After some thinking I`ve made a decision not to send messages but instead send requests to run thread public member function (callback). It was decided because "message" is actually a signal to do some job. So it is no need to create any artificial message identifiers while you directly request to execute these callbacks.

It looks like this:
class JobThread1 : public CallbackThread
{
public: //these members may be added into thread queue and must not be called directly
    void Job11();
    void Job12(const String &);
private: //all the realization details are private
    //...
};

class class JobThread2 : public CallbackThread
{
public: //these members may be added into thread queue and must not be called directly
    void Job21(const String &);
private: //all the realization details are private
    //...
};

CONSOLE_APP_MAIN
{
    JobThread1 jobs1;
    JobThread2 jobs2;

    for (int i=0; i<10; ++i)
    {
        jobs1.Add(&JobThread1::Job11);
        jobs1.Add(&JobThread1::Job12, FormatInt(i));
        jobs2.Add(&JobThread2::Job21, FormatIntHex(i));
    }
};


You may even treat main thread as the same alt-MT thread. To do this you may have CallbackQueue variable and request it`s tasks.
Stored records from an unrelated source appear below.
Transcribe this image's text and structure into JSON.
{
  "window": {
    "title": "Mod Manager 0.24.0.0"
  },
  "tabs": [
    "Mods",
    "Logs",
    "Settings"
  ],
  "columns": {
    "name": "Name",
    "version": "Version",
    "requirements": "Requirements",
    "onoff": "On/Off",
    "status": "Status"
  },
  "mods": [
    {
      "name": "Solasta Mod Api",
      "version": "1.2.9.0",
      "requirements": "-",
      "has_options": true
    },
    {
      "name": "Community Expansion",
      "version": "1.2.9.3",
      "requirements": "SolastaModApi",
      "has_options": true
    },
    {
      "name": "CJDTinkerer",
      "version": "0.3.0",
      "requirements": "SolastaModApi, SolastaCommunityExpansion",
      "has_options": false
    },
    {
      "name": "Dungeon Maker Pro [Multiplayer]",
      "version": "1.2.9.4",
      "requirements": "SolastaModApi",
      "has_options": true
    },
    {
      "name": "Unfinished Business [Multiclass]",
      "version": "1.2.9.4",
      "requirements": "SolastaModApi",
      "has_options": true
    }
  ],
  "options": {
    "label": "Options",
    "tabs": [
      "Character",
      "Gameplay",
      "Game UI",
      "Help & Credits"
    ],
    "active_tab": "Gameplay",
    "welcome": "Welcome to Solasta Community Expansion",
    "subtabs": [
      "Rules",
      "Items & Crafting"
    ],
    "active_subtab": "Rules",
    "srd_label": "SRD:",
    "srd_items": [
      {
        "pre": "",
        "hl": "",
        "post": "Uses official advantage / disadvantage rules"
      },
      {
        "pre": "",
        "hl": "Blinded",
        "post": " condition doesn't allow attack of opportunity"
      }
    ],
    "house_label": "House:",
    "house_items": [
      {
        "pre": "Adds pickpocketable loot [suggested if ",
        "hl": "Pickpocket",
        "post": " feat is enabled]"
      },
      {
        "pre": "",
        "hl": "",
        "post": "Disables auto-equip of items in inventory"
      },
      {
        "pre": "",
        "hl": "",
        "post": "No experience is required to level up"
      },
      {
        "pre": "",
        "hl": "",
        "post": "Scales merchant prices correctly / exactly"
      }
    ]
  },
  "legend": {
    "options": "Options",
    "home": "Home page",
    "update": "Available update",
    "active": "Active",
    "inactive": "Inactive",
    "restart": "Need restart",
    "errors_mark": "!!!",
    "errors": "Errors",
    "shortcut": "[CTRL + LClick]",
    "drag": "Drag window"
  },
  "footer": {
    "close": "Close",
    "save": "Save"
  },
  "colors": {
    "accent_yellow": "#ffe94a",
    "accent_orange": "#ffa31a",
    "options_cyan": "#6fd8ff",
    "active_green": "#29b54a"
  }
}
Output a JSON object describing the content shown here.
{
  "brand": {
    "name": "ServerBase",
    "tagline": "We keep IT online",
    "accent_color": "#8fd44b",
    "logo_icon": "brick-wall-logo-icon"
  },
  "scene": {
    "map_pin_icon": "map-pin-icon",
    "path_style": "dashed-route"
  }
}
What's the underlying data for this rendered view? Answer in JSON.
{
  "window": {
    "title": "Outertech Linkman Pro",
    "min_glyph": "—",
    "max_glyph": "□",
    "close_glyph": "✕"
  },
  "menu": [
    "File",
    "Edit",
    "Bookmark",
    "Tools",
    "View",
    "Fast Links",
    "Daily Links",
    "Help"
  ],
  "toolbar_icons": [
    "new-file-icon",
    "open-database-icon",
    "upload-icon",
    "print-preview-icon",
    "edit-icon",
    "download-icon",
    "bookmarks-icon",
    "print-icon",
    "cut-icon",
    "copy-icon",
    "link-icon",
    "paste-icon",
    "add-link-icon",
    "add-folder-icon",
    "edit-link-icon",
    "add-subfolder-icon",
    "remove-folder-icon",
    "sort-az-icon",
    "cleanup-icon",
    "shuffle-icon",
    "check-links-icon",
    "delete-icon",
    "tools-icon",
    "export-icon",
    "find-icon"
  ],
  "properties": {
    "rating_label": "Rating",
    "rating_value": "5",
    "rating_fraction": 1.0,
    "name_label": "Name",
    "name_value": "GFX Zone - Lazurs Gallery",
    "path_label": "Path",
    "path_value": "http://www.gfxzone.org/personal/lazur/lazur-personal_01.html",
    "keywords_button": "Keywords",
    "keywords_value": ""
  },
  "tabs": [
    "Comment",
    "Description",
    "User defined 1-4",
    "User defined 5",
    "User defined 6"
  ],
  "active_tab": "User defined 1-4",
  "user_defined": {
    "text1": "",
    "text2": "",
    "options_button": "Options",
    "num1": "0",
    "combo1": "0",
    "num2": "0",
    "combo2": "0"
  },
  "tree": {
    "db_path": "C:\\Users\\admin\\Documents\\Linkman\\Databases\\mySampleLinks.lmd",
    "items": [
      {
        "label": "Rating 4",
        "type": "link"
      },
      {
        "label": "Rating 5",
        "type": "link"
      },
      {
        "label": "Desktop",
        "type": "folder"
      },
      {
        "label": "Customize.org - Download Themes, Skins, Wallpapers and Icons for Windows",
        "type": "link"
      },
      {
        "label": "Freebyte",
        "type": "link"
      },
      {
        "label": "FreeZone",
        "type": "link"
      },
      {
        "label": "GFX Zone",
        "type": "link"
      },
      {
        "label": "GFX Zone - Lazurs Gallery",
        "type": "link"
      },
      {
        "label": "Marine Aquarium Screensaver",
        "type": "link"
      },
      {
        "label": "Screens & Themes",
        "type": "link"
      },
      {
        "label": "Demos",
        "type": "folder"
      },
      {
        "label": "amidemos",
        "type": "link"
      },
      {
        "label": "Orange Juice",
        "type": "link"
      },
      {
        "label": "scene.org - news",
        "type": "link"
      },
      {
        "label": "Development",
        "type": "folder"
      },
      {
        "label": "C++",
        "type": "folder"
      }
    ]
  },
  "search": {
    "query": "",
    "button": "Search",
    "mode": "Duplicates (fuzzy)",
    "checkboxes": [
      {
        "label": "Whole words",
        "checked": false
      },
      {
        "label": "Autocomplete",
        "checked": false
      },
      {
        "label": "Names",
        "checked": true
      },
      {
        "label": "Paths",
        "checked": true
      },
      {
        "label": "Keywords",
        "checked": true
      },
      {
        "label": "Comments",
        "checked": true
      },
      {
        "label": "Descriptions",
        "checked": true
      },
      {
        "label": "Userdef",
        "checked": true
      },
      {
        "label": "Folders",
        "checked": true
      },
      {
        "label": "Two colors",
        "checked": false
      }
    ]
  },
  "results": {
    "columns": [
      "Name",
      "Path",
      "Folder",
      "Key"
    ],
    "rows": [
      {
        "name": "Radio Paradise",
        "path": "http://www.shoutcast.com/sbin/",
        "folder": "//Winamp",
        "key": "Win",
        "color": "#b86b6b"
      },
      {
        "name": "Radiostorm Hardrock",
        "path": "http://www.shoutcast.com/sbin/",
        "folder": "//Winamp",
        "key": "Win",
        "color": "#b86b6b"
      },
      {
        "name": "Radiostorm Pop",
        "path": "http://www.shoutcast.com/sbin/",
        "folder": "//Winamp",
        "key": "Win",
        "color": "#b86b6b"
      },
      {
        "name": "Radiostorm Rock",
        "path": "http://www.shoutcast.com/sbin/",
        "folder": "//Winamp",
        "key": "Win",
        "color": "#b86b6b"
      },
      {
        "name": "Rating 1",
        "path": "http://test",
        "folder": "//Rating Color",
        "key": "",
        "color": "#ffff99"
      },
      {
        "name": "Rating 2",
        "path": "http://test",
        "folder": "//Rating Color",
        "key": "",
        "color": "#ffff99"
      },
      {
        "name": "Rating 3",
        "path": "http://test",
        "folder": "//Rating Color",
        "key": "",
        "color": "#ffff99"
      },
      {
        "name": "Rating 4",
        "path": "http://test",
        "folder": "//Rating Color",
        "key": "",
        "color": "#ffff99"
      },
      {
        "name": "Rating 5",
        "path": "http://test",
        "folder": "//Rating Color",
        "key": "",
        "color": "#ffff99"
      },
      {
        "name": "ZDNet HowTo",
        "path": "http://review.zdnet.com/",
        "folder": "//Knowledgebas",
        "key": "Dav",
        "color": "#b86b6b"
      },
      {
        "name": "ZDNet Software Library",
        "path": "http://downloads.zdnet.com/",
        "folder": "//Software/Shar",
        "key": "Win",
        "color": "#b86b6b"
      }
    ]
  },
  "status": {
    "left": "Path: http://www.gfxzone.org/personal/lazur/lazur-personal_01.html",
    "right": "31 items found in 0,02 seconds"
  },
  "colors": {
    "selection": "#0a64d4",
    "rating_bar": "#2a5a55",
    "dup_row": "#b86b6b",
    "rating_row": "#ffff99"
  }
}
These tasks are processed with CallbackQueue::DoTasks().

Below is ready-to-use class with a simple test code.
If you are interested you may download and test it, or even use it in your apps. I hope more advanced versions of class will come soon (a number of optimizations is yet to be made).

"Alternative" MT requires a bit of reengineering threads processing functions. To make alt-MT program, you should think differently. Now you can`t share variables, now you don`t have a number of routines which are called in unpredictable sequence.

Instead you have messaging queues which mustn`t hold big number of messages (it is possible though not recommended). This means that thread must be logically solid as much as possible. This would keep all "tiny" interactions inside one thread.

Of course there are situations where "classic" MT with sync objects fits better. Situations include threads exchange with a huge number of tiny messages (inc/dec some variable). So if you cannot divide threads interaction into a (relatively small) number of (relatively medium) jobs - use "classic" MT.

I mean if you use more than 100`000 of messages per second - just use sync objects instead. But now you at least may choose to think "new way" on reorganizing threads member functions to make program stable or continue interacting with shared global variables to make it possibly quicker and less memory consuming but harder to debug and potentially less stable.